Imagine a single-income, six-person household where Dad’s a cleaner earning $37k per annum before tax. What will he feel the most “exploited” by: the actual amount of cash the government fist grabs from his wallet, the number the government uses in the calculator applied to his wage, or the number the government uses in the calculator applied to someone else’s wage?

The math doesn’t lie, so let’s have a look at who is being oppressed in the tweet Swanny is sweet on. Given the hyperventilating is about some flattening of the tax brackets, as opposed to what the Green economists call ‘progressive’ tax, let’s use their worst case hypothetical scenario, a completely flat tax rate of 30% and the same tax-free threshold.

# If the evil executive earns $250,000, he will pay $69,540 tax ((250,000 – 18,200) x 0.3).

# If the oppressed cleaner earns $37,000, he will pay $5,640 tax ((37,000 – 18,200) x 0.3).

The cleaner is not “exploited” if the executive doesn’t pay even more tax. He’s completely and entirely unaffected.

This isn’t unfair, it’s perfectly equal. If anything, the executive who derives the same or less benefit from the government is paying disproportionately more than the cleaner. He earns 6.75 times more than the cleaner but pays 12.33 times more tax. I think that’s fine, because it’s calculated equally. I think the union/Labor hyperventilations about flat taxes is incredible.

One response to my critique is that the executive has far more left over than the cleaner. As I opened with: socialist envy.

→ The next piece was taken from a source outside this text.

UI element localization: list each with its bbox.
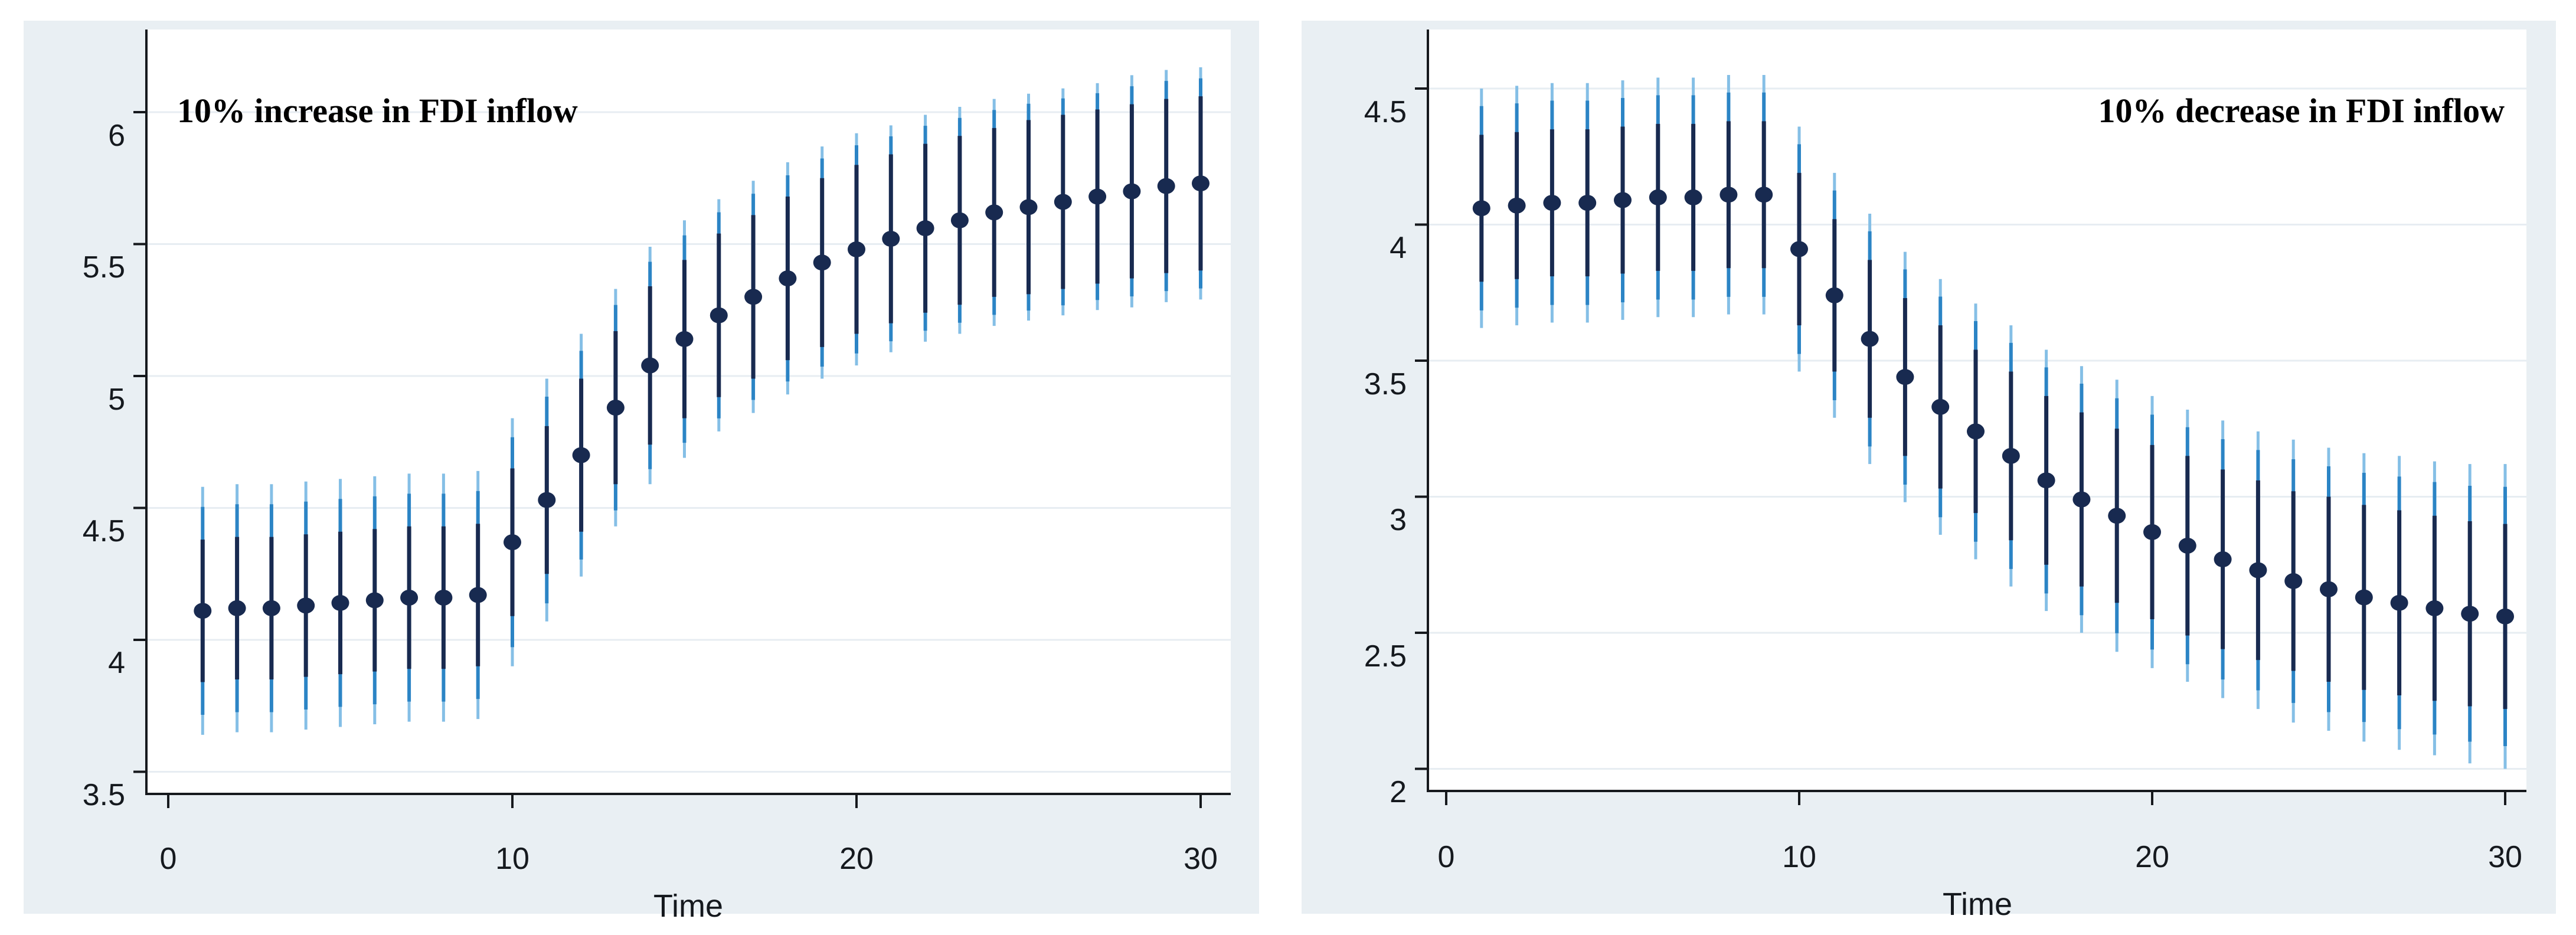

Of course an executive takes home more pay than a cleaner. Complaining that professions which require more knowledge, skills, training, qualifications and experience and which have significantly more responsibility than others get paid more than those that anybody can do is irrational.

But that’s to be expected from people who don’t know the history of the economic and human costs of socialism.